Decision aid did not help surrogates, clinicians agree on treatment goals for critically ill patients
Nearly all surrogates chose a more aggressive treatment goal for patients on life support than was suggested by a decision aid, despite the aid being based on surrogates' reports of patients' values.
A personalized, web-based decision aid did not help surrogate decision makers and clinicians agree on treatment goals for patients who were on extended life support, a study found.
Researchers compared a theory-based decision aid that was individualized to the clinical condition of each critically ill patient to usual care using a blinded, randomized trial in 13 medical and surgical ICUs at five hospitals. Family members using the decision aid were guided to think about what their loved ones valued most and which ICU goal of care was best aligned with these values. The decision aid provided personalized prognostic estimates and explanations of treatment options and interactively clarified patient values to inform a family meeting. The control group received information according to usual care practices followed by a family meeting.
The study's primary outcome was improved concordance on one-year survival estimates, measured with the clinician-surrogate concordance scale (range, 0 to 100 percentage points, with higher scores indicating more discordance). Secondary and additional outcomes assessed the experiences of surrogates (psychological distress, decisional conflict, and quality of communication) and patient outcomes (length of stay and six-month mortality rates). The study enrolled 277 patients, 416 surrogates, and 427 clinicians.
Results were published by Annals of Internal Medicine on Jan. 29.
The researchers found that although the decision aid reduced surrogates' decisional conflict and improved their understanding of physicians' prognostic beliefs, it did not change clinician-surrogate concordance about one-year survival estimates, surrogates' distress symptoms, patients' clinical outcomes, or the actual decisions made.

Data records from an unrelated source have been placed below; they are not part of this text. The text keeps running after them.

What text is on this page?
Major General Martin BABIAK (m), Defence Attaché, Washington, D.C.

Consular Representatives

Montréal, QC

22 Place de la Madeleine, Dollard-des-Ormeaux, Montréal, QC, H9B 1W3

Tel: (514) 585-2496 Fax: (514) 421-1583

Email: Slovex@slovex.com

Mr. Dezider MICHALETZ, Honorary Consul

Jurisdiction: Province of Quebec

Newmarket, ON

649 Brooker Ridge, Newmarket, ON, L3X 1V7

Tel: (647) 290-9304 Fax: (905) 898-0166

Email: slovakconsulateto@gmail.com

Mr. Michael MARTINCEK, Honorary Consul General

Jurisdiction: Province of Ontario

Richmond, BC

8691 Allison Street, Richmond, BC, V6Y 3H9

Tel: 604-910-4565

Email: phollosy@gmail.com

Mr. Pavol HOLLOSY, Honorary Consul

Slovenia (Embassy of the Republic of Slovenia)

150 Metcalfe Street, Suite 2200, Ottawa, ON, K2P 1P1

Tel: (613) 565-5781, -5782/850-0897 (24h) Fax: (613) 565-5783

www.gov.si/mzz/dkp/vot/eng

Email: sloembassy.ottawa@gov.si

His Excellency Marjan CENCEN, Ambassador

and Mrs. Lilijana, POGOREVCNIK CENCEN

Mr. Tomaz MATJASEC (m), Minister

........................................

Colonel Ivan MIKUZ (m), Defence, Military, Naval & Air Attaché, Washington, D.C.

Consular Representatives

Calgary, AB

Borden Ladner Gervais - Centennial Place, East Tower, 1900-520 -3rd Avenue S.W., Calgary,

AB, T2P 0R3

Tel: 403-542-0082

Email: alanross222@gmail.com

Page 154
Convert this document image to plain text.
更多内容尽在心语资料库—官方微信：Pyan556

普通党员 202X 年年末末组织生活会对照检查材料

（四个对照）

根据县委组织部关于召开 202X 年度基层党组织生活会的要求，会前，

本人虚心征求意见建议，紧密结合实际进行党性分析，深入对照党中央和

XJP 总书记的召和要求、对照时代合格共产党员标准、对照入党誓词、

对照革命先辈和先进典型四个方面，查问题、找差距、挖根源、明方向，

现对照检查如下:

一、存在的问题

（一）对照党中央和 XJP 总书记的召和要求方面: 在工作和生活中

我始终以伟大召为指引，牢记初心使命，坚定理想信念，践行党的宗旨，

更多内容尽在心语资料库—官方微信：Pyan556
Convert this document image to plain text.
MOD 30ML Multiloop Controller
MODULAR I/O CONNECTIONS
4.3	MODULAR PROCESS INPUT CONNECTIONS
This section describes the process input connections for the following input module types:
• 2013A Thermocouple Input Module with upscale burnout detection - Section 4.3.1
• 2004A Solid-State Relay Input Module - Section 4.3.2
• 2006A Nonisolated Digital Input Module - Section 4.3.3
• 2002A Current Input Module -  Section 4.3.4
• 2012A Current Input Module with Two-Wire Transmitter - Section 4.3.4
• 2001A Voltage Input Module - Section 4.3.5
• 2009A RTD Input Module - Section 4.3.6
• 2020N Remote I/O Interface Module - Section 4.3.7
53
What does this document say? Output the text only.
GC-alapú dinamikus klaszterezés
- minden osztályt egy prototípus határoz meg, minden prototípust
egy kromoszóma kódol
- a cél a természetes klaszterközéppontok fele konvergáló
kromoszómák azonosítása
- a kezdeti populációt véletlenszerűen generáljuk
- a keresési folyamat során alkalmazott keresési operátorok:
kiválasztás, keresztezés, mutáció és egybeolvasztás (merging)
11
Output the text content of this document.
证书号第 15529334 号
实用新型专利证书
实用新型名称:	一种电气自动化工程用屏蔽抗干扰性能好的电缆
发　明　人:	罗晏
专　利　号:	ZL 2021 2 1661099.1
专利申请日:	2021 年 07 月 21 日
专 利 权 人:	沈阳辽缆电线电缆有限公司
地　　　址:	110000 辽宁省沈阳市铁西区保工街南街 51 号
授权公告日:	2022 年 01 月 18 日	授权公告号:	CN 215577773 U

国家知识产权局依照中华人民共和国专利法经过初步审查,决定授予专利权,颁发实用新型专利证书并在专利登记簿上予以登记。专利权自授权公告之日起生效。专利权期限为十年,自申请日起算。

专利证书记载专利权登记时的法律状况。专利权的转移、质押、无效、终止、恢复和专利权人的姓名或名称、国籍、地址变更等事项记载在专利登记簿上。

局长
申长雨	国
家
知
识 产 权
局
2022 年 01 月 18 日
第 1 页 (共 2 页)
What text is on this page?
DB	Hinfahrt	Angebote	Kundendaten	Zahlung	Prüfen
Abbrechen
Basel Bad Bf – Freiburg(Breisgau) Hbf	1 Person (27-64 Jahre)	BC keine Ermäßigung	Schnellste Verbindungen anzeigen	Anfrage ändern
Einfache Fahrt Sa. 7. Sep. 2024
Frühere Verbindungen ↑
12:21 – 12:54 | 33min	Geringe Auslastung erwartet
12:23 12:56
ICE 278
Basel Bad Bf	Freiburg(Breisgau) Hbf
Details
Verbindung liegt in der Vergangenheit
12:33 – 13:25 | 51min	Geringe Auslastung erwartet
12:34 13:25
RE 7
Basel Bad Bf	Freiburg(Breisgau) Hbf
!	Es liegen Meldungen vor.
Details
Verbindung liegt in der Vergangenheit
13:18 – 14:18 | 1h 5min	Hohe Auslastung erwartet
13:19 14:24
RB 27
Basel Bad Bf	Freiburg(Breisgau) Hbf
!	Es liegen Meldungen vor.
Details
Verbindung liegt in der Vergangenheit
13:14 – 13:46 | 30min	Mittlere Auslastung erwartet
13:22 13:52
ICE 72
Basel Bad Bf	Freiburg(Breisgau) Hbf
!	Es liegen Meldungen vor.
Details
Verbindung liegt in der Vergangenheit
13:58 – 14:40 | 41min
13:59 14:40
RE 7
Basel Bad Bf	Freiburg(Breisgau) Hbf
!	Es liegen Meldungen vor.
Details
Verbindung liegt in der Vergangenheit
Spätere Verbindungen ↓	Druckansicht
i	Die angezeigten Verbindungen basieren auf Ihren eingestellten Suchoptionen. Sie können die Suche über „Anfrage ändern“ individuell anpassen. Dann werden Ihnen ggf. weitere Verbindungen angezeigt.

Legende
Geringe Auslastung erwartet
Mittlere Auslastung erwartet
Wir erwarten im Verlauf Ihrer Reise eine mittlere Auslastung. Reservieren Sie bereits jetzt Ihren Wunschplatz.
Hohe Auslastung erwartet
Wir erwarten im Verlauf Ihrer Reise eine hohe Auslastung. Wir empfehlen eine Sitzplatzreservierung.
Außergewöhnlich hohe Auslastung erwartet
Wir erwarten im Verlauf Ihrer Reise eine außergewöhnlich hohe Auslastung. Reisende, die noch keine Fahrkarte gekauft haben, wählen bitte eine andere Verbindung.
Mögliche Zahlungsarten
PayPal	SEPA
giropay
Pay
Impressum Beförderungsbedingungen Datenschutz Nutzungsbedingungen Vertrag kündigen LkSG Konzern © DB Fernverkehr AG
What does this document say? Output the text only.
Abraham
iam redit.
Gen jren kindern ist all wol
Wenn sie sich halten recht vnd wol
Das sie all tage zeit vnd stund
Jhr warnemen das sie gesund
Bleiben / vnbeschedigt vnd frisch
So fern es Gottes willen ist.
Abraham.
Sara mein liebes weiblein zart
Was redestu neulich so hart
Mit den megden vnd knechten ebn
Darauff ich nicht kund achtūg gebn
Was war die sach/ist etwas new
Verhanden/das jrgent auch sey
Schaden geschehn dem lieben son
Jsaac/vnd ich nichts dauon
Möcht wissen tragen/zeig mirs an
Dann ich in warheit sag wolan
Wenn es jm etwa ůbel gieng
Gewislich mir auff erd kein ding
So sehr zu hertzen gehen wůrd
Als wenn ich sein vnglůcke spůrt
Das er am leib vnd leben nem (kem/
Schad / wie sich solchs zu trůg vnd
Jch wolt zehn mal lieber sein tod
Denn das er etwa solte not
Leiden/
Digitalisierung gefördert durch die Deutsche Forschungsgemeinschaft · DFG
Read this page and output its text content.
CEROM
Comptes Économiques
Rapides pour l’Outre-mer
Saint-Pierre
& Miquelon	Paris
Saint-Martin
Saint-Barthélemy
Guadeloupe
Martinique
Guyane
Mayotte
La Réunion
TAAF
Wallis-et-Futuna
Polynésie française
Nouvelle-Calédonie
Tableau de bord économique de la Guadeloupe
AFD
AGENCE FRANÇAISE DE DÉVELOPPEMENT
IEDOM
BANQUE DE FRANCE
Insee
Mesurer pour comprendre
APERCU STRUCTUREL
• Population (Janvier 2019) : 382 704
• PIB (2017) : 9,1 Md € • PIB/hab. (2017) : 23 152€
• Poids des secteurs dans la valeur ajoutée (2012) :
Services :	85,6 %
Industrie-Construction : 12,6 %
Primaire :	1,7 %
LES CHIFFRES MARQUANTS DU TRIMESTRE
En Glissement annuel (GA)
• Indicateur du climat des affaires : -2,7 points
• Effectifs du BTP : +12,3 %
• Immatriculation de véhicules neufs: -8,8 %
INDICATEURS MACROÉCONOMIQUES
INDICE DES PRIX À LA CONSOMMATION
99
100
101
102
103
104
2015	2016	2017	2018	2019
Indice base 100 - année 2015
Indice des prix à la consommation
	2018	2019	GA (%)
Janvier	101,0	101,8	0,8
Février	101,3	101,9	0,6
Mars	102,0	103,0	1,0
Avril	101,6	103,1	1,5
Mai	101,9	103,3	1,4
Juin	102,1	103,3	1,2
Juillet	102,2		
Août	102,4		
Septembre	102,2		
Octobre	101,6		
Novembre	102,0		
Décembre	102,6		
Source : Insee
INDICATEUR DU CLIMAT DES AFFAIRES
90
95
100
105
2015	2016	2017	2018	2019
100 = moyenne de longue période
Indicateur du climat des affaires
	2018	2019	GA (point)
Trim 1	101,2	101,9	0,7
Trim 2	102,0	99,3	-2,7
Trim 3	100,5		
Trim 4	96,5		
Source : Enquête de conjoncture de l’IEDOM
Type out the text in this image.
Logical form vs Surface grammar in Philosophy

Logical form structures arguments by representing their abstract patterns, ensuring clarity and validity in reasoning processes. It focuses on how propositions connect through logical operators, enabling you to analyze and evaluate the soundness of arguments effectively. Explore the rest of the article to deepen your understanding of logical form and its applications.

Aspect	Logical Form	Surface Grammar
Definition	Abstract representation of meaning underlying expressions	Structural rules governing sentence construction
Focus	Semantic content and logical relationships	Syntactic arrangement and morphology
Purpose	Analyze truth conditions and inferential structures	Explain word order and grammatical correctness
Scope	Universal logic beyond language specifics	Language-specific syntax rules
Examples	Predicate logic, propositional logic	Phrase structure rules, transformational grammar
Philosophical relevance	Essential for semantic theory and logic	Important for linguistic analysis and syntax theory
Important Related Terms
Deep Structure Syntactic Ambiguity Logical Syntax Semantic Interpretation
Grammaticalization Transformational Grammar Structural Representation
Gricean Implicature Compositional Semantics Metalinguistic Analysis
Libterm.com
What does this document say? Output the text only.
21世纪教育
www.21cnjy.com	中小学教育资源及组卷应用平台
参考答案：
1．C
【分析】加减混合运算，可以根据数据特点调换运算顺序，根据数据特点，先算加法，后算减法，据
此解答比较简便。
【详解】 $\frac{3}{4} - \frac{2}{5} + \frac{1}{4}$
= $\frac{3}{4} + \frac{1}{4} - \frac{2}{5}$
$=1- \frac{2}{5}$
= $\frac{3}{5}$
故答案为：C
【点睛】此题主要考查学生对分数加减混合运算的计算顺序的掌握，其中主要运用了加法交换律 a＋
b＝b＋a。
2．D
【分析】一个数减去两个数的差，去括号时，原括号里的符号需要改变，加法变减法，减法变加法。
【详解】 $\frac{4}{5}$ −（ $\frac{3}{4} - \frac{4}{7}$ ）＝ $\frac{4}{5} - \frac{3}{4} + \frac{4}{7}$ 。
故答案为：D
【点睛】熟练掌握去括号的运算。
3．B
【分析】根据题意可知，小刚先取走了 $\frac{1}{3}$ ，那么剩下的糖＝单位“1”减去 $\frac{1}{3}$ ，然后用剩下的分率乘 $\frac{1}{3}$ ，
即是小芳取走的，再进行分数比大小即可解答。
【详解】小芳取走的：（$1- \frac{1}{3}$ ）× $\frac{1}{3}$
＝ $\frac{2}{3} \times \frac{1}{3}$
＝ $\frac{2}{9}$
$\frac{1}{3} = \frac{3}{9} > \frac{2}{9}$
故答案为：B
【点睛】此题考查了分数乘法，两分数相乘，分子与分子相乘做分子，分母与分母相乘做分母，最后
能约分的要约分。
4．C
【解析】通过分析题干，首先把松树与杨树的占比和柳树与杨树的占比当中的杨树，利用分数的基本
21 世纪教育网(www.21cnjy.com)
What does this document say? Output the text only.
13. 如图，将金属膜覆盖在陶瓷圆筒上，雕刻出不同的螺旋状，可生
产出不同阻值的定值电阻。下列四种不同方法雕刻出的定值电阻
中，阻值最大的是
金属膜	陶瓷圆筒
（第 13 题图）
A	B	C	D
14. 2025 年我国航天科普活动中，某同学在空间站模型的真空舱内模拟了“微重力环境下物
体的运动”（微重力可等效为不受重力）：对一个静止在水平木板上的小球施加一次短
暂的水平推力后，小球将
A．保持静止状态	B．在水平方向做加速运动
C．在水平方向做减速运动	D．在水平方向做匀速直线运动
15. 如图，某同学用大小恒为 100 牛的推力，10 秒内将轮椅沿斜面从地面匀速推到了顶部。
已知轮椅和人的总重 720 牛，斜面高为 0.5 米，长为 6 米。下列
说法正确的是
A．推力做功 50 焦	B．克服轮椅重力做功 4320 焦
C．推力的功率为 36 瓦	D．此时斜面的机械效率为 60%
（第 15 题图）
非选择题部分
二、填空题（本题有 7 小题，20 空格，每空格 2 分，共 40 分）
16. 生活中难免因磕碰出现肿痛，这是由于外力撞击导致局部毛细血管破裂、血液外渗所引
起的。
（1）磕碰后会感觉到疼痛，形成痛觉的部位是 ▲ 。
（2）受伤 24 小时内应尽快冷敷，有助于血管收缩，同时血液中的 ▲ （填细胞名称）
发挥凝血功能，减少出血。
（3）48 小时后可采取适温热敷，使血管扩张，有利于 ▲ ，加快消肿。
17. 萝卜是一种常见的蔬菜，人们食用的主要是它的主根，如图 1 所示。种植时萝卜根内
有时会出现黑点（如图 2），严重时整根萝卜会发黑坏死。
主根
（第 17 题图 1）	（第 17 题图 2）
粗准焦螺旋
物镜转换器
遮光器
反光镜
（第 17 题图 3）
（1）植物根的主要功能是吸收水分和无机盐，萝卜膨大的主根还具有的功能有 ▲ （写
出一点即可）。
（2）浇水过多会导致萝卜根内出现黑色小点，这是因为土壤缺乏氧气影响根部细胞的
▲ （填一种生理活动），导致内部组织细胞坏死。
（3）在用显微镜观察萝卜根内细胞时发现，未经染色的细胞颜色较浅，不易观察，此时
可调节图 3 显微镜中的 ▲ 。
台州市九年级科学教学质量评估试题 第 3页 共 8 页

Concordance improvement did not differ between intervention and control groups (mean difference in score change from baseline, −1.7 percentage points [95% CI, −8.3 to 4.8 percentage points]; P=0.60). Surrogates' postintervention estimates of patients' one-year prognoses did not differ between intervention and control groups (median, 86.0% vs. 92.5%; P=0.23) and were substantially more optimistic than results of a validated prediction model (median, 56.0%) and physician estimates (median, 50.0%).
Eighty-two surrogates in the intervention group (43%) favored a treatment option that was more aggressive than their report of patient preferences. Although surrogates in the intervention group had greater reduction in decisional conflict than those in the control group (mean difference in change from baseline, 0.4 points [95% CI, CI, 0.0 to 0.7 points]; P=0.041), other surrogate and patient outcomes did not differ.
According to the authors, the results of their study challenges the idea that decision aids can easily change resource utilization in acute care settings. Instead, they wrote, decision support in acute care may require more individualized attention.
An accompanying editorial noted that surrogates' tendency to override predictions indicates how they process information from physicians and construct their own individual preferences. While seriously ill patients may prefer better function over longer life, surrogates may struggle to acknowledge this, the editorialists said, and decision aids that provide more information and encourage more deliberation may not help.
“Indeed, the value of deliberation in clinical decision making is itself unsubstantiated,” the editorialists wrote. “Inducing deliberation rather than allowing intuitive judgments often leads to lower-quality decisions and may serve primarily to increase the decision maker's confidence in the decision, a form of confirmation bias.”